For twenty-seven years, Aliguq was a general labourer for the Hudson’s Bay Company in Arctic Bay, where Aariak grew up, a tiny smattering of residents surrounded by hills on the teeming shores of Admiralty Inlet in North Baffin Island — just down the road from Nanisivik, where Ottawa plans to build a navy port. A chain smoker who didn’t speak English, he was quiet, dependable. I’m picturing him having tea with us when, suddenly, James Aliguq starts crying, which is spooky. Maybe Aariak’s dad is trying to tell her something. Maybe “You should have had dinner with the Queen,” or “Stop talking about me and tell this qallunaat about yourself.”
There is plenty to tell. She’s only the fifth woman ever to lead a provincial or territorial government in Canada, and was, on her election to the nineteen-seat Nunavut Legislative Assembly in October 2008, its sole female MLA (a by-election has since brought in a second). A photo of that group hanging outside her office features a fraternity of suits and sealskins with Aariak seated in the middle, looking like a mascot in business casual. But Aariak is not captain by fluke. In accordance with the non-partisan, consensus-style system, MLAs held a leadership forum soon after the election and voted for the premiership by secret ballot. In other words, the boys chose her to lead.
While she might be an oddity in the legislature, Aariak appears to be on the crest of a budding estrogen wave that could alter the territory’s political agenda. The commissioner of Nunavut (akin to lieutenant-governor) and the languages commissioner are both women. Leona Aglukkaq, the federal health minister, is Nunavut’s Member of Parliament, replacing Nancy Karetak-Lindell. Cultural activist Sheila Watt-Cloutier was honoured with a Nobel Peace Prize nomination in 2007 for focusing attention on the warming North, while Mary Simon represents the 50,000 Inuit in Canada as head of Inuit Tapiriit Kanatami. Okalik Eegeesiak is president of the Qikiqtani Inuit Association, the largest of three regional bodies that administer Nunavut’s $1.1-billion land claim from Iqaluit. And speaking of Nunavut’s capital and largest city, Elisapee Sheutiapik has been its mayor since 2003.

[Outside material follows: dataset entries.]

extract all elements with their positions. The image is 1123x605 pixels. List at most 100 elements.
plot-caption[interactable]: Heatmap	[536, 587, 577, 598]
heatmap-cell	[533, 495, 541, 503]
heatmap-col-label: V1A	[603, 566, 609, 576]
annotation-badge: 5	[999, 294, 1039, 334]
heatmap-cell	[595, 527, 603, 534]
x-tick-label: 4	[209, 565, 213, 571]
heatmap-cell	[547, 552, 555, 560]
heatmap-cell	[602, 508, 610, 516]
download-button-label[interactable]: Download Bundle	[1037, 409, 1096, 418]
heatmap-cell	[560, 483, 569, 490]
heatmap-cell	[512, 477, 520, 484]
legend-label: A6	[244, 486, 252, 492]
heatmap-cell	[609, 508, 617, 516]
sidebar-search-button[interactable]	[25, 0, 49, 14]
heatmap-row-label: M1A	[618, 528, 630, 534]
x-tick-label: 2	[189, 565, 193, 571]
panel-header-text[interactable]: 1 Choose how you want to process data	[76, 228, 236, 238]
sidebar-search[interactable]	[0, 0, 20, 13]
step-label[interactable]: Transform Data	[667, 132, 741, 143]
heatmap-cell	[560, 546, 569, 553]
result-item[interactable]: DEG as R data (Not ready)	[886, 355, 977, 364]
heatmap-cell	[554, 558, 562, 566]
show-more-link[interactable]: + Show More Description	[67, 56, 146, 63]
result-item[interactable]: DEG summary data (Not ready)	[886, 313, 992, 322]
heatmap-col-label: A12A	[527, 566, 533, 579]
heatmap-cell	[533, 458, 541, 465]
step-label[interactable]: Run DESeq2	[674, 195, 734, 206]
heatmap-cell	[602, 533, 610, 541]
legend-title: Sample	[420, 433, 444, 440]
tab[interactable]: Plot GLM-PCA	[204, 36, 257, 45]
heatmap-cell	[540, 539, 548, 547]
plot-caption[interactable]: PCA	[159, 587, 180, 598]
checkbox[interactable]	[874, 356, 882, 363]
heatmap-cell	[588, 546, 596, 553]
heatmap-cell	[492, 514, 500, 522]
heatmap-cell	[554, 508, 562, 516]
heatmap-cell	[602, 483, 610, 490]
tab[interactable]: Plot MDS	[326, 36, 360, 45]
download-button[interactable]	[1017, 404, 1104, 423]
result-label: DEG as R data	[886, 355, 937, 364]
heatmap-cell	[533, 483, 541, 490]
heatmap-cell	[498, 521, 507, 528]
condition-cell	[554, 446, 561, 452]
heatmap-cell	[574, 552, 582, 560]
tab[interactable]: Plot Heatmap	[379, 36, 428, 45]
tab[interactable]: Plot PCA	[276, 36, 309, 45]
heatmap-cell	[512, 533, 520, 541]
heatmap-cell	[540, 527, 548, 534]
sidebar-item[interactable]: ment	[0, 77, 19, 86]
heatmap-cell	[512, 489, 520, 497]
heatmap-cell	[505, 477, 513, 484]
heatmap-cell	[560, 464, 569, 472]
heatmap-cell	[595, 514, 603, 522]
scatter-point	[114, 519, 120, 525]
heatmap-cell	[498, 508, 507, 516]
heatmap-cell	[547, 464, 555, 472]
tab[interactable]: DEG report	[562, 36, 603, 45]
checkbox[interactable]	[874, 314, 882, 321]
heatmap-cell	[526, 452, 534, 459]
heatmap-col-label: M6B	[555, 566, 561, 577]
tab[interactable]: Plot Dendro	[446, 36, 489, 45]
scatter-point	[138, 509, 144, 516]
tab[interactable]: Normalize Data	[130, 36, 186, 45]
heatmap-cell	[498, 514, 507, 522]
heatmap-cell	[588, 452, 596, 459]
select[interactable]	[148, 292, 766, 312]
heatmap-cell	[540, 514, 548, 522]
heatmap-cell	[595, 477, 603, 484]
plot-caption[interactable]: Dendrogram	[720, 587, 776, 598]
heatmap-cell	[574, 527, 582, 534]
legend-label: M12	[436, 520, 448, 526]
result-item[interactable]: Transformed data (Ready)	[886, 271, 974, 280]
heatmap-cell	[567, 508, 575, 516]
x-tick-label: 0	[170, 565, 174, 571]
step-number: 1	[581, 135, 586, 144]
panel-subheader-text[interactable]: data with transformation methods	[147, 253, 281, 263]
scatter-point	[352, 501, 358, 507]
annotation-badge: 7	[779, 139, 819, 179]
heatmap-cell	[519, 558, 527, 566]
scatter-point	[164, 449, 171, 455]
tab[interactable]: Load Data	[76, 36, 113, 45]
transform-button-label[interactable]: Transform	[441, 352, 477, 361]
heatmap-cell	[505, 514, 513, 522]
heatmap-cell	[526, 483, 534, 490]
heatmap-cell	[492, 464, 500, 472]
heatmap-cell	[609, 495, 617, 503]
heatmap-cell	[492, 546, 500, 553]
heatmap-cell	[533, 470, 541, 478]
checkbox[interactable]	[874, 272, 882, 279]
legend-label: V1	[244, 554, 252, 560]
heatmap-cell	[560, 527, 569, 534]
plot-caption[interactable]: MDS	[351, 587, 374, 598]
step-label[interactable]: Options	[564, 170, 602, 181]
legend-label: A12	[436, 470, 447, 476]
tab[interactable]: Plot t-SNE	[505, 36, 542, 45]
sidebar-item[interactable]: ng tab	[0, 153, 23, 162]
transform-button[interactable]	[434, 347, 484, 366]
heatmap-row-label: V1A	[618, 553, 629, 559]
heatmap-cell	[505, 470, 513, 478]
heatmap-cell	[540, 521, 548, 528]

Meanwhile, more girls than boys are graduating from high school, and they are ambitious. A full seventy-nine of 104 youths who have participated in the Ottawa-based leadership program Nunavut Sivuniksavut since 2005 have been female. Of Nunavut’s first batch of lawyers who graduated from the University of Victoria–affiliated Akitsiraq Law School, ten of eleven were women. In 2008, nearly 60 percent of Nunavut’s public servants were female, a figure that’s likely higher today.
It’s not that Inuit women are taking over, or even want to. They’re just joining men in the seat of power. And one day, in the midst of a burdensome political schedule, they might choose motherhood over Mother Britannia, the future over the past. This is not such a bad thing.
Nakinngaaqpit?
Eva Aariak is five-foot-one, with a short, sensible haircut and several pairs of flat-soled black leather shoes, also sensible, on a rack by her front door. She is fifty-five.
She doesn’t smoke cigarettes. Never has.
She has a high school equivalency diploma, and various post-secondary certificates in teaching and business management.
Her biological father is a Scottish bagpiper and a former art buyer for Canadian Arctic Producers. His name is Eric Mitchell. She didn’t grow up with him but as an adult has nurtured their relationship.
She ate a lot of stewed rabbit and attended Anglican church as a child. She doesn’t indulge in either anymore.
Her brother-in-law committed suicide.